Моя стратегия: на такой город, как наш, нужно сто живых групп, из них тридцать хороших, десять – очень хороших и три – гениальных. Такая пропорциональная зависимость – критическая масса – работает как модель. В том же Ливерпуле времен «Битлз» критическая масса была порядка тысячи. Но почти любая группа из этой тысячи была слабее любой из наших теперешних команд – играть не умели…

У меня такое ощущение, что стоит кому-то по-настоящему дотронуться до вечности – и его разорвет на кусочки…

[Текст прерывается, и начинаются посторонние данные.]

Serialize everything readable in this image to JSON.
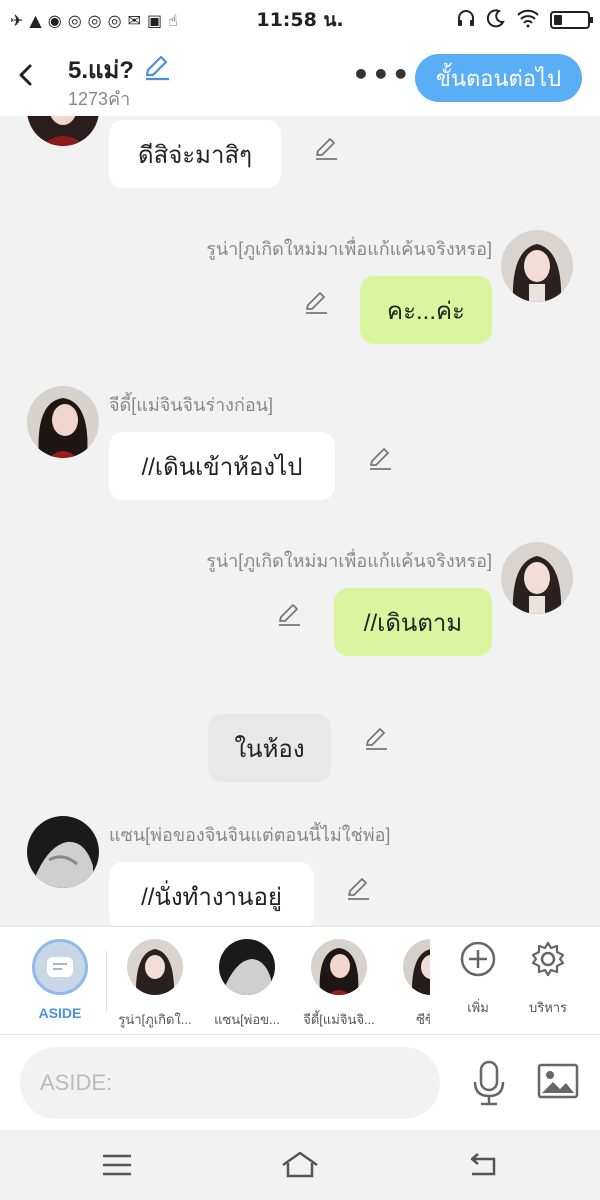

Сейчас интерес к року на Вятке растет на глазах. Народу возле рок-лаборатории страшное количество крутится – новые, новые, они играть не умеют, но у них желание есть.

- Однако остается впечатление, что мы все здесь живем как в ожидании Годо: вот-вот что-то должно, должно произойти и не происходит…

- Когда я включил здесь своим ребятам песню группы «Постскриптум» на стихи Мохича «Король темноты», ее никто толком не понял. Пара девчонок сидели, слушали…Но ведь эта песня – как ступенька, абсолютное прикосновение к вечному. Как «Yesterday», как почти все песни Башлачева. Это и есть – произошло. Ура. Другой вопрос, что они больше ничего не сделали. Они, может быть, еще сделают, но сейчас их сразу же выбросило – в армию раскидало, уничтожило эту группу, и в Чепецке ничего лучше не произошло. Пока. У меня такое ощущение, что стоит кому-то по-настоящему дотронуться до вечности – и его разорвет на кусочки…
Почему не происходит? Как раз происходит. Для этого и нужно, чтобы как можно больше людей были вместе, но ни в коем случае еще не прикасались к вечному. У нас не просто МОЖЕТ произойти, у нас ОБЯЗАНО произойти, и не важно, в каком месте живет человек. Мы все к космосу подключены – абсолютно, равнозначно, и космосу все равно, в какую дверь входить. Он может войти через любую дверь. Еще рано. Всему свое время.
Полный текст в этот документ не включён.